Juri memvonis bersalah seorang ibu yang mendoakan putrinya alih-alih mengobati diabetes mematikan yang dideritanya

Juri memvonis bersalah seorang ibu yang mendoakan putrinya alih-alih mengobati diabetes mematikan yang dideritanya

Juri memutuskan seorang ibu di Wisconsin tengah bersalah karena membunuh putrinya yang berusia 11 tahun dengan berdoa untuk kesembuhannya alih-alih membawanya ke dokter, demikian temuan juri.

Juri Marathon County berunding selama sekitar empat jam sebelum memutuskan Leilani Neumann, 41, dari pedesaan Weston, bersalah atas pembunuhan sembrono tingkat dua. Belum ada tanggal hukuman yang ditetapkan. Neumann tetap bebas dengan jaminan.

“Kami punya kesempatan lain untuk mengajukan banding,” kata pengacara Gene Linehan. “Tentu saja akan ada banding.”

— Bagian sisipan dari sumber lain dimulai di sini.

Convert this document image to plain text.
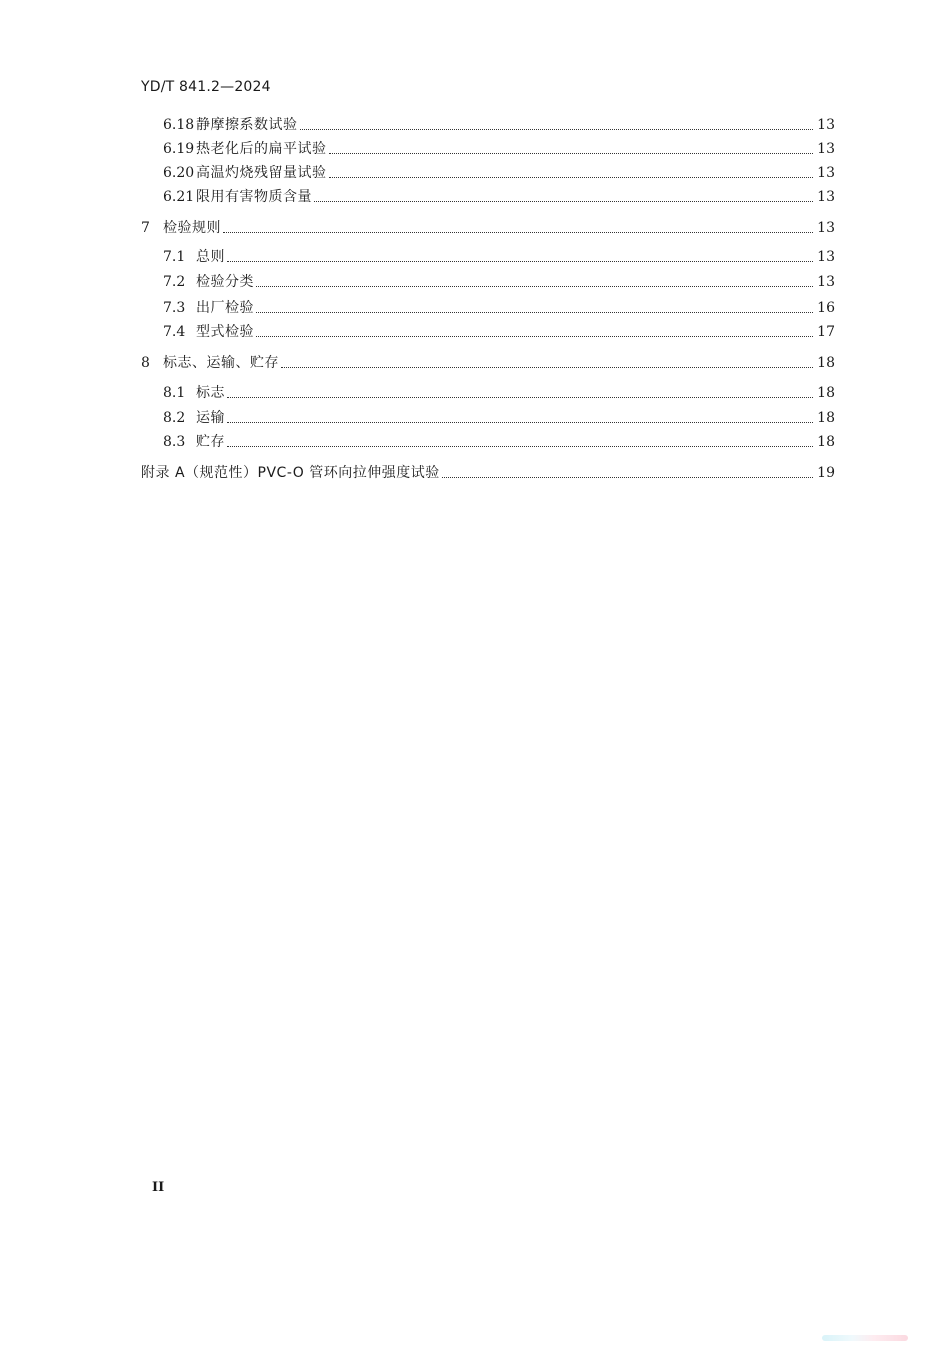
YD/T 841.2—2024
6.18 静摩擦系数试验	13
6.19 热老化后的扁平试验	13
6.20 高温灼烧残留量试验	13
6.21 限用有害物质含量	13
7 检验规则	13
7.1 总则	13
7.2 检验分类	13
7.3 出厂检验	16
7.4 型式检验	17
8 标志、运输、贮存	18
8.1 标志	18
8.2 运输	18
8.3 贮存	18
附录 A（规范性）PVC-O 管环向拉伸强度试验	19
II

Neumann meninggalkan ruang sidang sambil menggendong suaminya, sementara ketiga anaknya lainnya, yang tampak terkejut, mengikuti. Dia menolak berkomentar.

Putri Neumann, Madeline, meninggal karena diabetes yang tidak diobati pada tanggal 23 Maret 2008, dikelilingi oleh orang-orang yang mendoakannya. Ketika dia tiba-tiba berhenti bernapas, rekan bisnis dan studi Alkitab orangtuanya akhirnya menelepon 911.

Jaksa berpendapat bahwa orang tua yang berakal sehat pasti mengetahui ada sesuatu yang tidak beres dengan Madeline dan ibunya dengan ceroboh membunuhnya dengan mengabaikan gejala nyata betapa parahnya penyakit yang dideritanya. Dalam argumen penutup, Jaksa Wilayah Marathon County Jill Falstad menggambarkan Neumann sebagai seorang fanatik agama yang membiarkan putrinya, yang dikenal dengan julukan Kara, mati sebagai ujian iman.

“Ekstrimisme agama bisa berbahaya,” kata Jaksa Wilayah Marathon County Jill Falstad. “Dalam kasus ini berakibat fatal. Perawatan medis dasar akan menyelamatkan nyawa Kara – cairan dan insulin. Ada banyak waktu untuk menyelamatkan nyawa Kara.”

Linehan membalas, dengan mengatakan Neumann tidak menyadari putrinya sakit parah dan melakukan segala yang dia bisa untuk membantu, sesuai dengan keyakinan keluarga pada penyembuhan iman.

Dia mengatakan Neumann adalah seorang Kristen taat yang mendoakan segala hal dan merawat keempat anaknya dengan baik.

“Ekstrimisme agama adalah teroris Muslim,” kata Linehan. “Mereka mengatakan para orang tua ini terlalu keterlaluan sehingga mereka membunuh anak mereka. Wanita itu melakukan segala yang dia bisa untuk membantunya. Itulah ketidakadilan dalam kasus ini.”

Ayah tiri Neumann, Brian Gordon dari San Diego, mengaku kecewa dengan putusan tersebut dan juri melakukan kesalahan. Dia mengatakan putri tirinya tidak melakukan kesalahan apa pun dengan memercayai Tuhan untuk menyembuhkan putrinya.

“Kita harus memiliki hak itu di negara ini,” katanya.

Akan ada banding yang kuat dan penyelidikan atas kemungkinan pelanggaran penuntutan, kata ayah tirinya. “Saya tidak peduli seberapa jauh kita harus menanggungnya. Akan ada pembenaran dan pembebasan.”

Gordon juga mengatakan dia marah dengan gambaran Falstad tentang keluarganya sebagai ekstremis agama.

“Kami jelas bukan teroris,” katanya. “Kami adalah orang-orang yang percaya pada Alkitab, percaya kepada Tuhan, dan dipenuhi Roh Kudus yang ingin melakukan yang benar dan menjadi benar.”

Falstad menolak berkomentar setelah putusan tersebut karena ayah Madeline, Dale Neumann, menghadapi dakwaan yang sama dan diperkirakan akan diadili pada bulan Juli.

Juri juga menolak berbicara kepada wartawan.

Neumann tidak menunjukkan reaksi apa pun saat putusan dibacakan. Sebelum juri mengambil kasus tersebut, dia dan suaminya saling berpelukan dan berdoa dalam hati bersama pria lain. Kemudian dia menghampiri anak-anaknya yang lain yang duduk di bangku barisan depan ruang sidang dan mencium pipi mereka.

Dia menghadapi hukuman hingga 25 tahun penjara.